David Teather in New York 

Ex-stockbroker wins Pulitzer

The combustible mix of sex and politics turned the heads of judges in this year's prestigious Pulitzer Prizes, the highest honours in American journalism announced in New York last night. By David Teather.
  
  


The combustible mix of sex and politics turned the heads of judges in this year's prestigious Pulitzer Prizes, the highest honours in American journalism announced in New York last night.

The top investigative reporting award went to Nigel Jaquiss, a former Wall Street stockbroker who swapped the high life to work on Williamette Week, a newspaper in Portland Oregon. He won the award for disclosing the past sexual misconduct of former Oregon governor Neil Goldschmidt with a 14 year-old girl while he was mayor in the 1970s.

Another local paper, the Star-Ledger of Newark, New Jersey, won for breaking news coverage for stories about the resignation of its state governor James McGreevey after he admitted to cheating on his wife with a male lover.

Editor Jim Willse said the paper had as many as 100 people working on the story. "We threw everything we had at it," he said.

The Los Angeles Times won two prizes; the public service award, the most highly regarded category, for exposing deadly medical problems and racial injustice at an inner-city hospital, and for the paper's international coverage from Russia and its struggles with terrorism, its economy and political system by Kim Murphy.

The judges praised the LA Times for its "courageous, exhaustively researched series" on the hospital. This was a second successful year in a row for the paper which won five awards in 2004.

Prize winners get cheques for $10,000.

The Wall Street Journal also did well in this year's awards, matching the LA Times with two awards.

The paper's film critic Joe Morgenstern won in the criticism category while Amy Dockser Marcus won for best beat reporting for her writing on cancer survivors.

Among the other awards, the Associated Press won for its breaking news photography for its images of the conflict still claiming lives in Iraq.

The New York Times' Walt Bogdanich won the award for best national reporting for his articles on the corporate cover-up of responsibility for fatal rail accidents.

Gareth Cook of the Boston Globe won the prize for explanatory writing for his coverage of the controversial issue of stem cell research while Julia Keller of the Chicago Tribune won best feature writing for her account of a deadly tornado.

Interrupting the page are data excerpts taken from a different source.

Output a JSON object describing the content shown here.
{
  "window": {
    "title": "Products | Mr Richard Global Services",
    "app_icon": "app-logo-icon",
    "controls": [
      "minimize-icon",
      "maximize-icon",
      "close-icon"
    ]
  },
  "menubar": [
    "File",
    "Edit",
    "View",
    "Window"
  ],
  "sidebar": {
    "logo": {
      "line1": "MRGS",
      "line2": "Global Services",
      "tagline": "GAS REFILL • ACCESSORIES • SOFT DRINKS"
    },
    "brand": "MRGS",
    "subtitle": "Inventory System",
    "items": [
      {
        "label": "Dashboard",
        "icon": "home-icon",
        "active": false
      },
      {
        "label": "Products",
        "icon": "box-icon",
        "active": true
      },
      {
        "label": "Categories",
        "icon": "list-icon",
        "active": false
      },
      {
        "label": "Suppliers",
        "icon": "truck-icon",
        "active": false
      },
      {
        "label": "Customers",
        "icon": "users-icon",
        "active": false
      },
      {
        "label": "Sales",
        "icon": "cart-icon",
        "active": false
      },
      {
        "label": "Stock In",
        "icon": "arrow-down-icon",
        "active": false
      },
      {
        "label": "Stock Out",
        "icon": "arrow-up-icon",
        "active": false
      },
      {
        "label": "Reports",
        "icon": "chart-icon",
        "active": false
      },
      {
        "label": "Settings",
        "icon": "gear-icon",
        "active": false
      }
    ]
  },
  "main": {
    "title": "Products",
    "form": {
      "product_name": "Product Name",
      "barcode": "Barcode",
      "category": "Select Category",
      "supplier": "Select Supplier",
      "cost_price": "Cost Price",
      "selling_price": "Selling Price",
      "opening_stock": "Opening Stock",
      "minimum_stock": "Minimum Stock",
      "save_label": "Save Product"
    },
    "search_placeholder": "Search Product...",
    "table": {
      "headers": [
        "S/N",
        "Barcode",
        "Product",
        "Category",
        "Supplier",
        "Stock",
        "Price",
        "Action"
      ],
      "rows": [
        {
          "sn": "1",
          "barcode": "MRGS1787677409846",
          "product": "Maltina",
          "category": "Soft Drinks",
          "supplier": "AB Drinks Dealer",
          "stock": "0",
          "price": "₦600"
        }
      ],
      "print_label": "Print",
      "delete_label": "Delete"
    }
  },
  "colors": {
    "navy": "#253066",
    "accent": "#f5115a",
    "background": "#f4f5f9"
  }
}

In the literary sectors, the prize for fiction went to Gilead by Marilynne Robinson. The book, her second novel, tells the story of a 76-year-old preacher assessing his life as his health fails.

The prize for drama went to Doubt, a Parable by John Patrick Shanley and the prize for history was awarded to David Hackett Fischer for Washington's Crossing.

The award for biography went to Mark Stevens and Annalyn Swan for de Kooning: An American Master.